Robert Zubrin, author of “The New World on Mars,” who knows Musk, believes the Mars gambit is more doable than what Bezos has in mind.
“I think some of the things that Bezos says are not well based; he talks about moving heavy industry into space to save the Earth’s environment; that’s preposterous,” Zubrin told The Post.

“I think it’s much easier to settle a planet than to build one. I think having settlements on Mars is possible within 20 years. I don’t think building floating cities in space within 20 years or 100 years is possible.”
However, even by space rocket using current technology, Mars takes around seven to ten months to get to.
While many are fascinated by the idea of heading to space, Davenport warns there are certain practicalities.
“It’s really dangerous. People romanticize human spaceflight. But we shouldn’t lose sight of the fact that going to space on a rocket is a very dangerous endeavor.




“It’s a high radiation environment and when you re-enter the earth’s atmosphere, the spacecraft is slamming in, generating enormous heat, which is why it is engulfed in a fireball. Then the parachutes have to deploy safely. It has to splash down in the ocean. This is not for the faint of heart.”

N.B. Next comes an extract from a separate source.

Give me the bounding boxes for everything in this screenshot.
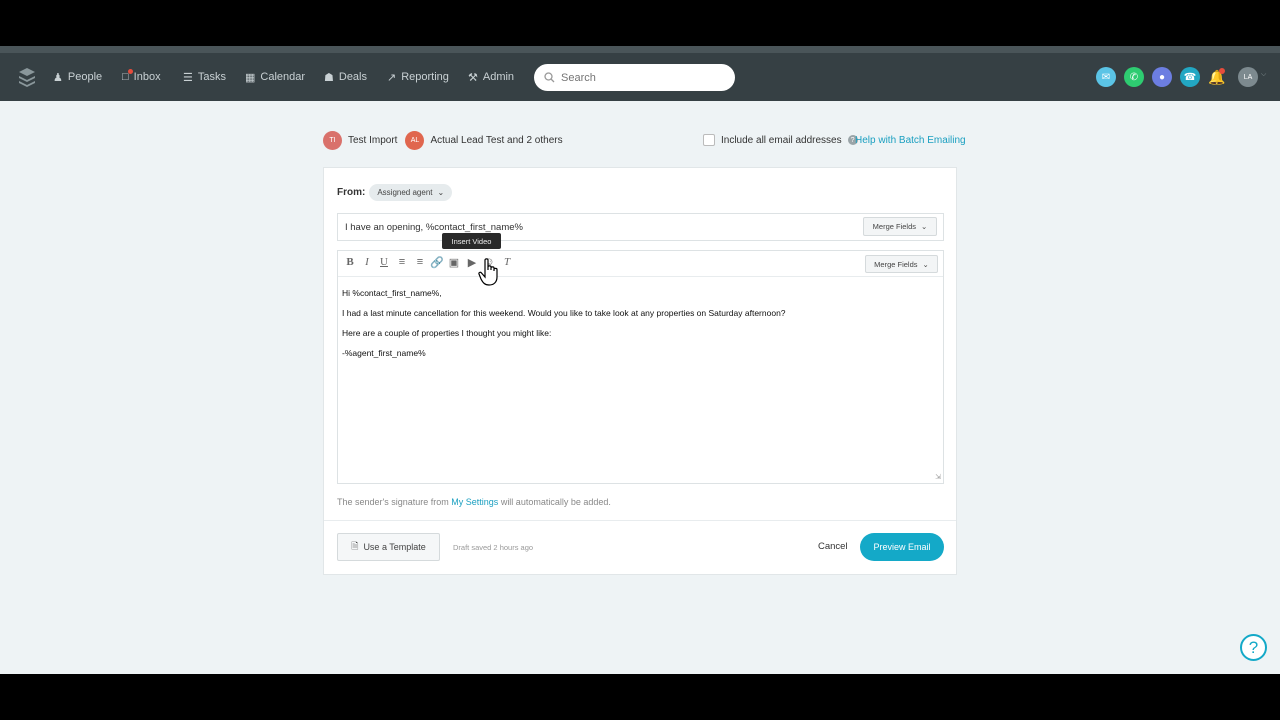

In light of everything, the question arises as to why two of the richest men on Earth seem eager to leave the planet, or at least to facilitate others to do so as they might be too long in the tooth themselves by the time it becomes a reality.
“Musk is not in this for the money,” said Zubrin. “Musk is in this for eternal glory, for doing great deeds. And I think that’s what Bezos is in it for as well.
“You know they’re past the point where money matters, right? You might say it’s a form of immortality.”